[erlang-questions] Erlang math libraries

ok ok@REDACTED
Fri May 18 06:44:22 CEST 2007


On 18 May 2007, at 2:30 pm, Jay Anderson wrote:ing at lists.erl in  
stdlib and this is
> the implementation of lists:map:
>
> map(F, [H|T]) ->
>     [F(H)|map(F, T)];
> map(F, []) when is_function(F, 1) -> [].
>
> This seems like it wouldn't be tail recursive.
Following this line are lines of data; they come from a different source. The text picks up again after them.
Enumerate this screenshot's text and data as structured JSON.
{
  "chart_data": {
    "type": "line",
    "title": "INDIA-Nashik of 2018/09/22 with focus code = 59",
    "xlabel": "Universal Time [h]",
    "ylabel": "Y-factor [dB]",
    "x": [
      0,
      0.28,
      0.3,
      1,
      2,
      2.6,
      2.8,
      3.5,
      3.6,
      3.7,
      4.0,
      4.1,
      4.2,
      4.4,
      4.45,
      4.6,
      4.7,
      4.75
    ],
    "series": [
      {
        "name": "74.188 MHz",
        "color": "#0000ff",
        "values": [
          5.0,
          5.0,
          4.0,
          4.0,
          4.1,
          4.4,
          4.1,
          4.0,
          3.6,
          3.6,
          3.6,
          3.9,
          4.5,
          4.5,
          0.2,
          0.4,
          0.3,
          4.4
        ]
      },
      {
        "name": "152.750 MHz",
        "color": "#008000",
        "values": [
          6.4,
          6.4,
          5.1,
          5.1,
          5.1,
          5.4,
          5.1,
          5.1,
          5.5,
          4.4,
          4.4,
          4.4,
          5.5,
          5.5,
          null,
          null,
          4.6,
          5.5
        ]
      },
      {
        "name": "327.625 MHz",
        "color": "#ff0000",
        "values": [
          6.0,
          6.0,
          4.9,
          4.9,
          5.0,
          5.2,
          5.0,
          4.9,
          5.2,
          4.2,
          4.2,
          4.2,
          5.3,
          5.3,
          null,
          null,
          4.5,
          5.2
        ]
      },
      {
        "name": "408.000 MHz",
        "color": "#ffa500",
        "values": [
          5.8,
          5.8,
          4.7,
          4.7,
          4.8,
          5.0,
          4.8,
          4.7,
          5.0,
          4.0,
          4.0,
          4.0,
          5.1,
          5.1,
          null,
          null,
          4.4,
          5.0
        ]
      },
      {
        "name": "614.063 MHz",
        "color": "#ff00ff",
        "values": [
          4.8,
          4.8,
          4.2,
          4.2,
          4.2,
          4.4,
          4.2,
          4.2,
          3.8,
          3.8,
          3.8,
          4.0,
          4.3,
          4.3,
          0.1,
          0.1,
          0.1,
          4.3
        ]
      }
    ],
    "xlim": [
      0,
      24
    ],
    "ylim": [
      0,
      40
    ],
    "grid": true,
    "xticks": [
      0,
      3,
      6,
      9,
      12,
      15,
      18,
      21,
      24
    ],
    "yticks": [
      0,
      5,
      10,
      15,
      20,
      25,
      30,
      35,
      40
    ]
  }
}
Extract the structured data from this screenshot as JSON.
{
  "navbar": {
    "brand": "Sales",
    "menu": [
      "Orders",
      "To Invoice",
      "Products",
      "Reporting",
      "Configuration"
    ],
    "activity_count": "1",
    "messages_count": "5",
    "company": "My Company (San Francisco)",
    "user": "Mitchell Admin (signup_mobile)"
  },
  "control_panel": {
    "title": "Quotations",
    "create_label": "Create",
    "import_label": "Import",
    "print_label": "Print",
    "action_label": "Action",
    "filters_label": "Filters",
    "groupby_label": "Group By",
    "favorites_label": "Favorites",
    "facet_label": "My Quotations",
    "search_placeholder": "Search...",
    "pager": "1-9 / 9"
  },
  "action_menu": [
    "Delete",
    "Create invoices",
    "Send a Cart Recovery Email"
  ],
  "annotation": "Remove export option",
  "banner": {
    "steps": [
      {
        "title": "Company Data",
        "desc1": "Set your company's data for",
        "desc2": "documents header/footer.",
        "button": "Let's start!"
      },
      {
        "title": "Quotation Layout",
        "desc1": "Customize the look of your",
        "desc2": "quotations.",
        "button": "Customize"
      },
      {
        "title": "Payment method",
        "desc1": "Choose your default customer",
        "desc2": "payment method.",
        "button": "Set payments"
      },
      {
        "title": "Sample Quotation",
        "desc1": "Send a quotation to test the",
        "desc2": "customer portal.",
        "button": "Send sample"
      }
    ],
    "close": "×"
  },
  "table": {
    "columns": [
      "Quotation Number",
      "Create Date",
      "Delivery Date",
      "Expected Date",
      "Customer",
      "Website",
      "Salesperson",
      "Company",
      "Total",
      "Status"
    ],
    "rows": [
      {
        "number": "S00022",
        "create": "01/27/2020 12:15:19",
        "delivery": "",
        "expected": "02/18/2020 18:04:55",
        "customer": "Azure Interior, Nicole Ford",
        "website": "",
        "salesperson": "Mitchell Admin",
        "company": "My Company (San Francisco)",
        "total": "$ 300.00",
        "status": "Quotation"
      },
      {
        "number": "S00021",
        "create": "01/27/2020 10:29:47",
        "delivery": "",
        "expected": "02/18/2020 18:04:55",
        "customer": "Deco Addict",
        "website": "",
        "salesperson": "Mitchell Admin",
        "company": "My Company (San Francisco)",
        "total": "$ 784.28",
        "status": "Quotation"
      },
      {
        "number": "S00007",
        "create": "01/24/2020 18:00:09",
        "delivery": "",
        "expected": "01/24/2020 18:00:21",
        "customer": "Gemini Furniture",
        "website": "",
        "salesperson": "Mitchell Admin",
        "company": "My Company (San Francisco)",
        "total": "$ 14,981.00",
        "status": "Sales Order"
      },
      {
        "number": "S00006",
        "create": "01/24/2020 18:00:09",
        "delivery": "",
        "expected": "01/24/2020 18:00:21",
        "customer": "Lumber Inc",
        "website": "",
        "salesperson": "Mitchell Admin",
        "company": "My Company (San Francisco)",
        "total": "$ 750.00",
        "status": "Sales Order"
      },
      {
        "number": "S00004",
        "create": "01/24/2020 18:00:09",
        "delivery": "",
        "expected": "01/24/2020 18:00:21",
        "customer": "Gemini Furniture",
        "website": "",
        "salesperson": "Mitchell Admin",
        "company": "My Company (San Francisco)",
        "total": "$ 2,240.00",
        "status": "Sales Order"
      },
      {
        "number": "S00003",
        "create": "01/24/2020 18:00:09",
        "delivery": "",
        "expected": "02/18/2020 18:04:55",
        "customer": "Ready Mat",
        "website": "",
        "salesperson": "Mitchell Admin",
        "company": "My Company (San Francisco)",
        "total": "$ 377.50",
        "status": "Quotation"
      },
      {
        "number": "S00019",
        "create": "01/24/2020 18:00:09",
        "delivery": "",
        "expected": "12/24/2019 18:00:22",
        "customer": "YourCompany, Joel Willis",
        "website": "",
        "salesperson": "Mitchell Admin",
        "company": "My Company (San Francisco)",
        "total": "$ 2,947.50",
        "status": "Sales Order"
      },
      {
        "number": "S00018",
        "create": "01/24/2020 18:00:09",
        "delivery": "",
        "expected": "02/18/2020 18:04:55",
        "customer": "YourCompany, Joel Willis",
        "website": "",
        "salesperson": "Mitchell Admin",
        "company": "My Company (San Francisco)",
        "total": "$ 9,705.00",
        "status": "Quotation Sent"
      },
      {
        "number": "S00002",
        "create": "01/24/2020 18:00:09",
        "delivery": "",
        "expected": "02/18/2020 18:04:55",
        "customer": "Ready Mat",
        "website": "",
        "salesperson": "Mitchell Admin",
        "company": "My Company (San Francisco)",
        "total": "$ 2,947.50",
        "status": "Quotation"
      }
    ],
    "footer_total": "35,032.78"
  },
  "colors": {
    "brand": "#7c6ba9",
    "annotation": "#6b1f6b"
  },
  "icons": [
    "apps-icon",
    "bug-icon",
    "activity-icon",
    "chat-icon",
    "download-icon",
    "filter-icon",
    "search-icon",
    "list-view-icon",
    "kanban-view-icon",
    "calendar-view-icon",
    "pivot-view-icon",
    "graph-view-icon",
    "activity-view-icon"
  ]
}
So does the erlang  
> compiler optimize this somehow?

There is no fundamental reason why it couldn't:

     map(P, [], []).
     map(P, [X|Xs], [Y|Ys]) :-
         call(P, X, Y),
         map(P, Xs, Ys).

is the Prolog equivalent, and it *is* tail recursive.  It would have
to be implemented something like this:

     map/2 (arguments *R, A1, A2):
         if A2 is a pair then
             H := head(A2)
             X := A1(H)
             L := [X|_]
             *R := L
             A2 := := tail(A2)
             R := &tail(L)
             goto map/2
          else if A2 is nil then
             *R := nil
             return
          else
             call no_match_trap

The issue here is the assignment *R := L, which changes a location
in the heap.  It's actually an initialisation, not a "real" assignment,
but the garbage collector has to expect this kind of thing, which the
garbage collector(s) developed for Erlang don't.  So it's not just a
matter of changing the compiler.

>
> Would the following be preferable for transpose?
>
> t([[]|_]) -> [];
> t(M) -> [ [H || [H|_] <- M] | t([T || [_|T] <- M]) ].

Measure the alternatives and find out.
There is NO substitute for measurement.